( Courtesy ProSource Inc. )

The Idaho potato season is well underway, with plenty of supplies for holiday dinners, marketers say.

“Since the beginning of harvest in early August, we have focused on promoting the farms and packing facilities,” said Corey Griswold, COO with Hailey, Idaho-based grower-shipper ProSource Inc. 

“Once harvest is complete and everyone settles in, I think this will shake out to be a good market year.” 

Demand also is strong from processing potatoes, and that will affect the fresh market, Griswold said.

Any time there is increased demand from the processors it is a positive for the fresh market,” he said. 

Growing conditions for this year’s crop were “challenging” and yields are down this year, said Robert Tominaga, president of Heyburn, Idaho-based fingerling grower-shipper Southwind Farms Inc.

However, there is plenty of product available year-round.

“Sizing (is) very good, extremely well shaped,” he said. 
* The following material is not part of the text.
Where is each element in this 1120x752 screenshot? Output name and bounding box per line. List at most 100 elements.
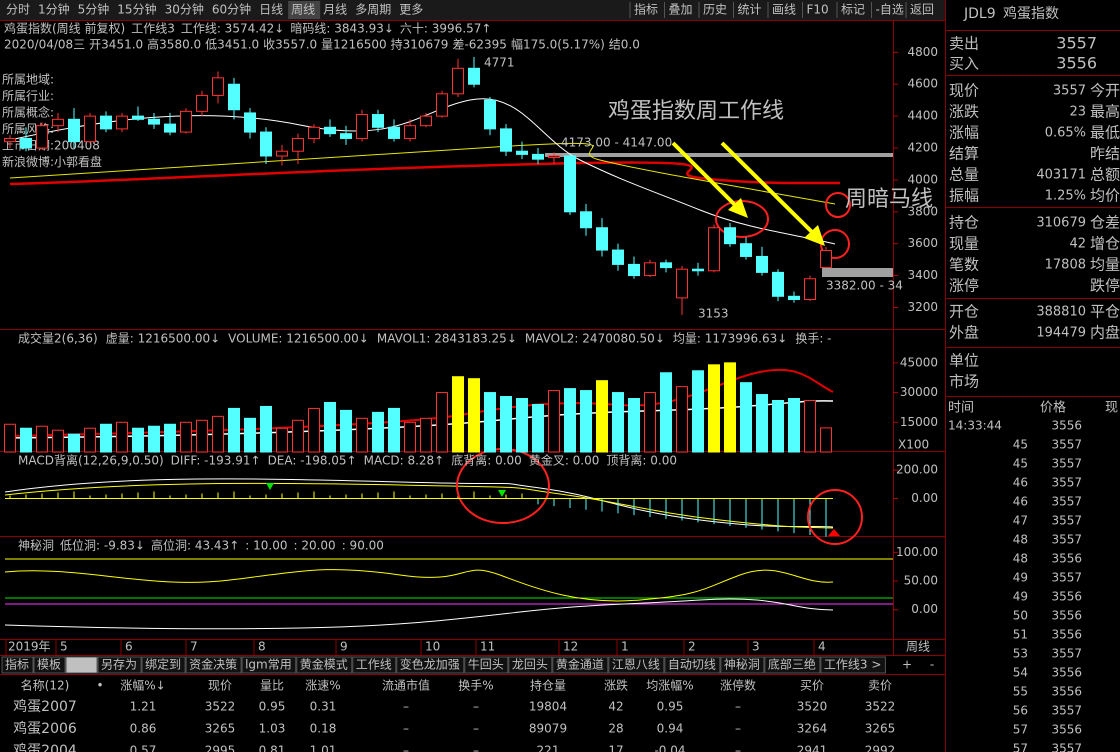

Packaging is a key to marketing success, said Dallin Klingler, marketing and communications representative with Idaho Falls, Idaho-based Eagle Eye Produce.

“We are finding success in marketing smaller and more convenient packaging styles,” he said. 

That’s something relatively new, he said.

“Ten years ago our biggest items were our 10- and 20-pound bags, and now we are seeing that 3-pound and 5-pound are our biggest sellers.”  

Eagle Eye also has invested heavily in new packing technology for steam bags, microwaveable trays, fresh-cut potatoes, single-wrap baker potatoes and other items, Klingler said.

“Consumers today are not meal planning like they used to; modern consumers, for the most part, impulse buy or plan meals for the next day or two,” he said.

That also plays into the pressure the processing side of the business applies to the fresh market, Klingler said.

“Processing demand in the produce industry is strong,” he said. 

“Consumers want convenient, ready-to-cook options. We are trying to provide these convenient, value-add products, like our Steam’d bags, and Tiny Taters without compromising the freshness of our product.”

Retailers are playing some interesting cards this holiday season with how the two major holidays land on the calendar for 2019, said Eric Beck, marketing director with Idaho Falls-based Wada Farms Marketing Group.

“Thanksgiving is as late as it gets this year, falling on the last Thursday in November (Nov. 28), which, in turn, puts less shopping days between Thanksgiving and Christmas,” Beck said. 

“We are seeing retailers strategizing to optimize their potato order flow through stores closer to the actual holiday since consumers are doing most of their shopping just a few days before the actual holiday itself. 

“Promoting high velocity potato sales is being executed with replenishable bins that can be set on an end cap or store perimeters with high traffic.” 

The market should remain “somewhat stable,” since overall U.S. domestic potato acreage is down in volume and size profile, Beck said.

As a result, “I wouldn’t anticipate any large spikes in retail consumer packs through the holidays,” Beck said.

Larger potato profiles may be a different story though, and there is a possibility for some market volatility in that arena, Beck said.

“Pending on how retailers place their orders for shipment will test the production capacity of shippers which in turn may drive market prices higher if retailers all what their orders to land about the same time,” he said.

Strong processing demand should help to “keep the fresh market in check,” Beck said.

“We will probably not see as many ‘fire sales,’ due to a lower frequency of full shipper floors, since the process demand will take some of these potatoes out of the pipeline,” he said.

If processors start buying from the fresh market — which is possible, if total processing supply is less than their production plan — it would tighten supply, already projected to be down about 6% versus last year, putting upward pressure on pricing, said Seth Pemsler, vice president of retail/international for the Eagle-based Idaho Potato Commission.

“Until they start seeking product, we won’t know how much they will take out of the fresh stream,” he said.

Meantime, the commission has a number of promotional opportunities for retailers beginning with the new crop, Pemsler said.

“First, we launch a tie-in, offering $1 off coupons good for a bag of Idaho potatoes with purchase of Litehouse herbs,” he said. 

“At the same time, we offer ad monies for putting the Idaho seal in retailer circulars with bonuses during the holidays or for tying our partner products to the ad.”